Five Facts on the Global Semiconductor Industry
The Big Insight: The U.S. is rapidly losing market share in the global semiconductor sector, and the United States Innovation and Competition Act may help reverse the trend.
Semiconductors are essential to U.S. economic and national security and are one of our top five exports. But now America is at serious risk of falling behind Asia, particularly China.
The U.S. Innovation and Competition Act, which has already passed the Senate 68-32, could provide essential funding needed to jumpstart the U.S. semiconductor sector, but the House and Senate are still haggling over the final shape of a bill.
Here are five facts that explain why it’s so important for the U.S. to maintain its lead in the global semiconductor industry.
1. In 1990, the U.S. made 37% of the world’s semiconductors. Last year, the U.S. made 12%.
In addition, in 2019, 100% of the world’s most advanced logic semiconductors — which are used to control the operation of electronic devices by processing digital data — were produced outside the U.S.

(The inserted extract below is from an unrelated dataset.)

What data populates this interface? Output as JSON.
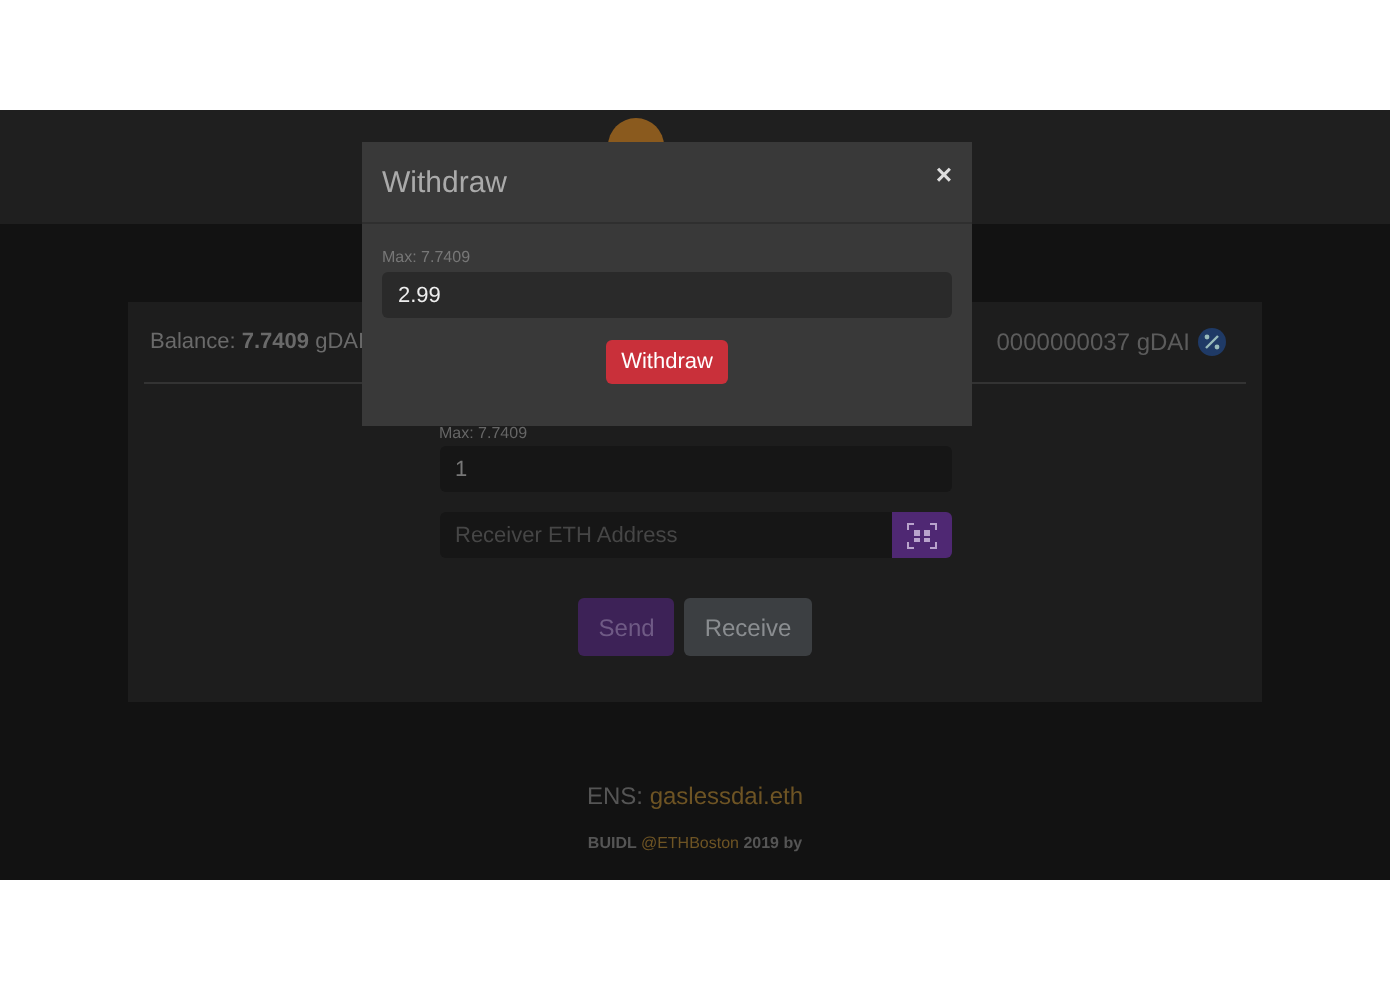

But despite the overall decline, U.S. semiconductor exports totaled $49 billion in 2020 — the nation’s fourth-largest export market behind only airplanes, refined oil, and crude oil.
2. Global semiconductor sales are estimated to hit $573 billion this year, up from $527 billion last year and $440 billion in 2020.
The market is expected to top $800 billion by 2028 and $1 trillion by the end of the decade. By 2025, there will be at least 75 billion connected devices that run on semiconductor chips, more than three times the 22.6 billion in 2019. These devices include consumer electronics, telecommunications devices, and connected devices such as sensors and thermostats.
3. For each of the 277,000 Americans directly employed by the semiconductor industry, an additional 5.7 jobs are supported in the broader economy.
That amounts to nearly 1.6 million jobs. Furthermore, more than 300 domestic economic sectors employing more than 26 million Americans rely on semiconductors.
The Semiconductor Industry Association of America says an investment on the scale of USICA would create at least 10 new manufacturing hubs and trigger about $279 billion in additional private sector investment.
4. Eighty percent of semiconductors are now produced in Asia.
The Chinese government is investing $161 billion over 10 years to build the nation’s semiconductor industry. In 2020, China produced just 16% of its semiconductor demand domestically, but Beijing aims to domestically meet 70% of China’s semiconductor demand by 2025 and 80% by 2030.
Taiwan alone produces 92% of the world’s most advanced semiconductors, and Taiwan’s TSMC makes nearly 90% of the chips used by Amazon, Apple, Google, and other major U.S. tech firms.
5. The European Union produces about nine percent of the world’s semiconductors.
That’s down from 35% in 1990. The European Commission is taking steps to revive Europe’s semiconductor industry, creating the €2 billion EU Chips Fund to back semiconductor start-ups and bolster the European sector and advancing the European Chips Act, which will invest an additional €15 billion in technology-related programs.